C’est là ce que la plupart des Russes n’ont pas compris, ce que beaucoup encore se refusent à confesser aujourd’hui. Ils n’ont voulu voir que ce qui flattait leur amour-propre et ont couru ainsi au-devant des déceptions. Le self-government local, tel qu’il a été institué par Alexandre II, était le meilleur mode d’initiation à la vie publique, la meilleure manière de dresser peu à peu la nation au maniement de ses affaires. C’était un excellent apprentissage, mais, en se prolongeant indéfiniment, l’apprentissage risquait de dégoûter les apprentis. Le self-government local, impuissant à se suffire à lui-même, ne saurait être qu’un commencement, un point de départ ; prétendre s’y arrêter indéfiniment, c’est, à notre sens, une illusion, et cette illusion a été celle du gouvernement et du pays avec lui.

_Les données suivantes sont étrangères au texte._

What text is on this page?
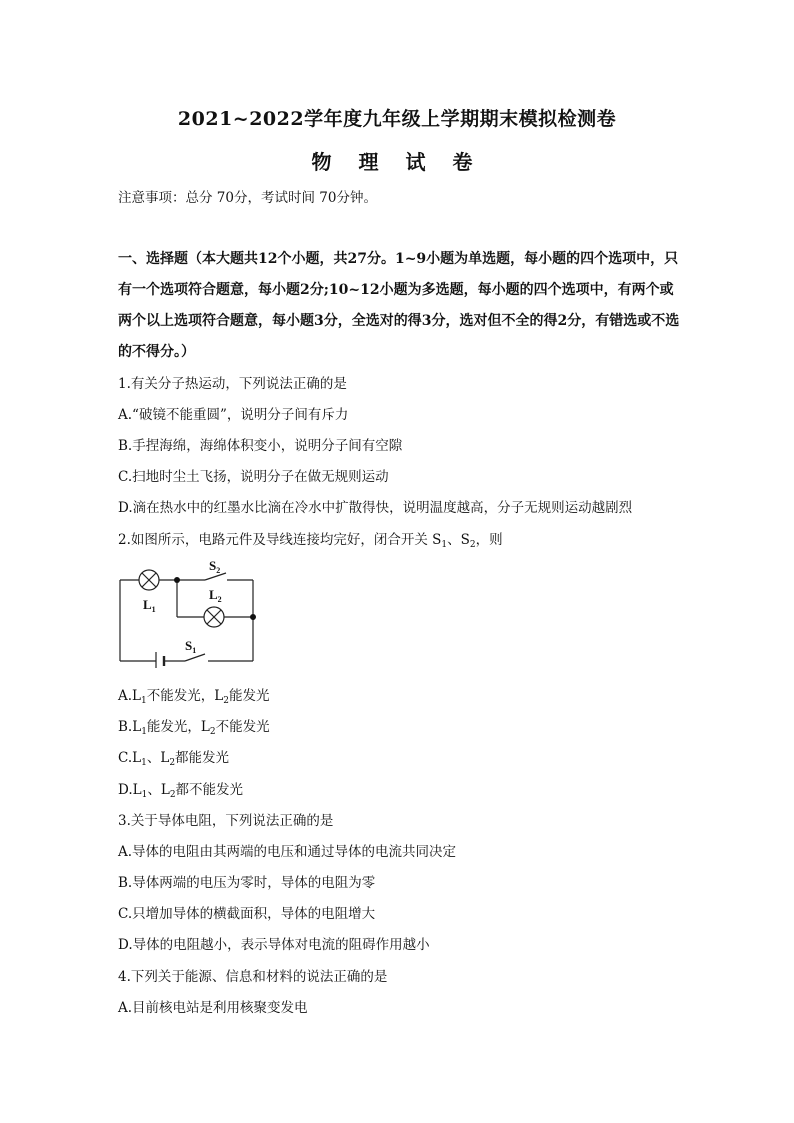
2021~2022学年度九年级上学期期末模拟检测卷
物 理 试 卷
注意事项：总分 70分，考试时间 70分钟。
一、选择题（本大题共12个小题，共27分。1~9小题为单选题，每小题的四个选项中，只有一个选项符合题意，每小题2分;10~12小题为多选题，每小题的四个选项中，有两个或两个以上选项符合题意，每小题3分，全选对的得3分，选对但不全的得2分，有错选或不选的不得分。）
1.有关分子热运动，下列说法正确的是
A.“破镜不能重圆”，说明分子间有斥力
B.手捏海绵，海绵体积变小，说明分子间有空隙
C.扫地时尘土飞扬，说明分子在做无规则运动
D.滴在热水中的红墨水比滴在冷水中扩散得快，说明温度越高，分子无规则运动越剧烈
2.如图所示，电路元件及导线连接均完好，闭合开关 $S_1$、$S_2$，则
$L_1$
$L_2$
$S_2$
$S_1$
$A.L_1$不能发光，$L_2$能发光
$B.L_1$能发光，$L_2$不能发光
$C.L_1$、$L_2$都能发光
$D.L_1$、$L_2$都不能发光
3.关于导体电阻，下列说法正确的是
A.导体的电阻由其两端的电压和通过导体的电流共同决定
B.导体两端的电压为零时，导体的电阻为零
C.只增加导体的横截面积，导体的电阻增大
D.导体的电阻越小，表示导体对电流的阻碍作用越小
4.下列关于能源、信息和材料的说法正确的是
A.目前核电站是利用核聚变发电
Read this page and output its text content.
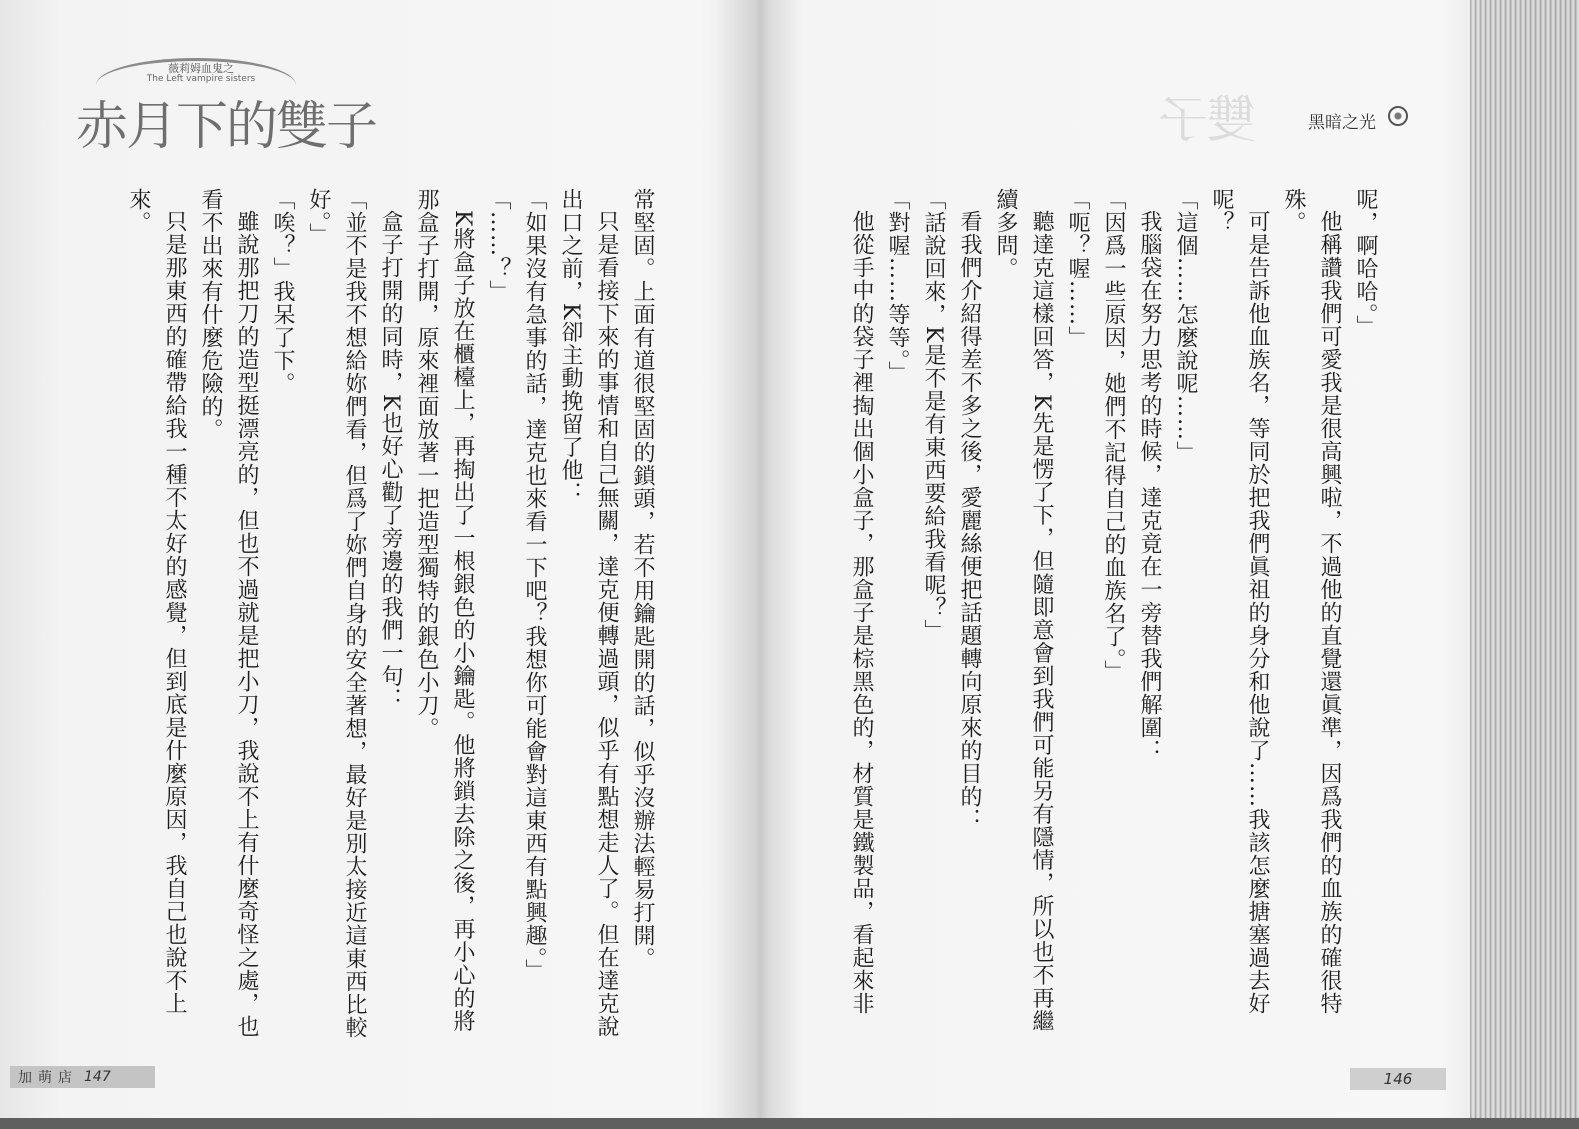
薇莉姆血鬼之
The Left vampire sisters
赤月下的雙子

常堅固。上面有道很堅固的鎖頭，若不用鑰匙開的話，似乎沒辦法輕易打開。

只是看接下來的事情和自己無關，達克便轉過頭，似乎有點想走人了。但在達克說出口之前，K卻主動挽留了他：

「如果沒有急事的話，達克也來看一下吧？我想你可能會對這東西有點興趣。」

「……？」

K將盒子放在櫃檯上，再掏出了一根銀色的小鑰匙。他將鎖去除之後，再小心的將那盒子打開，原來裡面放著一把造型獨特的銀色小刀。

盒子打開的同時，K也好心勸了旁邊的我們一句：

「並不是我不想給妳們看，但爲了妳們自身的安全著想，最好是別太接近這東西比較好。」

「唉？」我呆了下。

雖說那把刀的造型挺漂亮的，但也不過就是把小刀，我說不上有什麼奇怪之處，也看不出來有什麼危險的。

只是那東西的確帶給我一種不太好的感覺，但到底是什麼原因，我自己也說不上來。

加萌店 147
雙子	黑暗之光

呢，啊哈哈。」

他稱讚我們可愛我是很高興啦，不過他的直覺還眞準，因爲我們的血族的確很特殊。

可是告訴他血族名，等同於把我們眞祖的身分和他說了……我該怎麼搪塞過去好呢？

「這個……怎麼說呢……」

我腦袋在努力思考的時候，達克竟在一旁替我們解圍：

「因爲一些原因，她們不記得自己的血族名了。」

「呃？喔……」

聽達克這樣回答，K先是愣了下，但隨即意會到我們可能另有隱情，所以也不再繼續多問。

看我們介紹得差不多之後，愛麗絲便把話題轉向原來的目的：

「話說回來，K是不是有東西要給我看呢？」

「對喔……等等。」

他從手中的袋子裡掏出個小盒子，那盒子是棕黑色的，材質是鐵製品，看起來非

146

Le pouvoir n’avait rien négligé pour enfermer les États provinciaux dans l’étroite enceinte des affaires locales et clore toutes les fissures par où ces assemblées eussent pu être tentées d’en sortir. Le droit de pétition, le plus élémentaire et le plus humble des droits qui puissent être reconnus à un peuple ou à des corps délibérants, le droit de déposer des vœux au pied du trône, a été refusé aux assemblées territoriales, ou, s’il leur a été concédé, il a été rigoureusement borné aux intérêts locaux, et les zemstvos russes n’ont pas eu, comme nos conseils généraux français, besoin de se faire souvent remémorer la loi par les représentants du gouvernements[2]. Lorsque, dans la naïve ferveur de leur noviciat à la vie publique, un ou deux zemstvos firent mine de porter leurs regards au delà de l’horizon provincial, le pouvoir central les rappela sévèrement à leur spécialité et à la modestie de leur mission. Vers 1867, les États provinciaux de Saint-Pétersbourg furent brusquement congédiés pour avoir osé exprimer un vœu illégal en faveur des libertés politiques, et le président de cette imprudente assemblée, un Chouvalof, proche parent du chef de la IIIe section, se vit, par mesure de police, éloigné de la capitale. La leçon n’a pas été perdue : depuis lors, nul zemstvo n’a essayé de s’élever au-dessus de sa sphère et de se guinder au-dessus de son rôle.

Quand, avec une inconséquence expliquée par le trouble de ses conseillers et la terreur des conspirations, l’empereur Alexandre II, dans l’effarement de la crise nihiliste, fit, en 1879 et 1880, appel au concours du pays et des différentes classes de la nation, la plupart des zemstvos ne répondirent que par des adresses banales et de stériles protestations de dévouement, qui ne pouvaient apporter au pouvoir aucune force réelle. Deux ou trois assemblées seulement osèrent, dans leur réponse à l’appel impérial, indiquer discrètement au gouvernement les réformes qui pouvaient l’aider à triompher de l’esprit de rébellion. Le zemstvo de Kharkof eut seul la courageuse franchise de déclarer que, la loi leur interdisant toute discussion sur les affaires générales, les zemstvos ne sauraient offrir leur appui au gouvernement, dans la lutte contre la révolution, que si leurs attributions étaient légalement étendues[3].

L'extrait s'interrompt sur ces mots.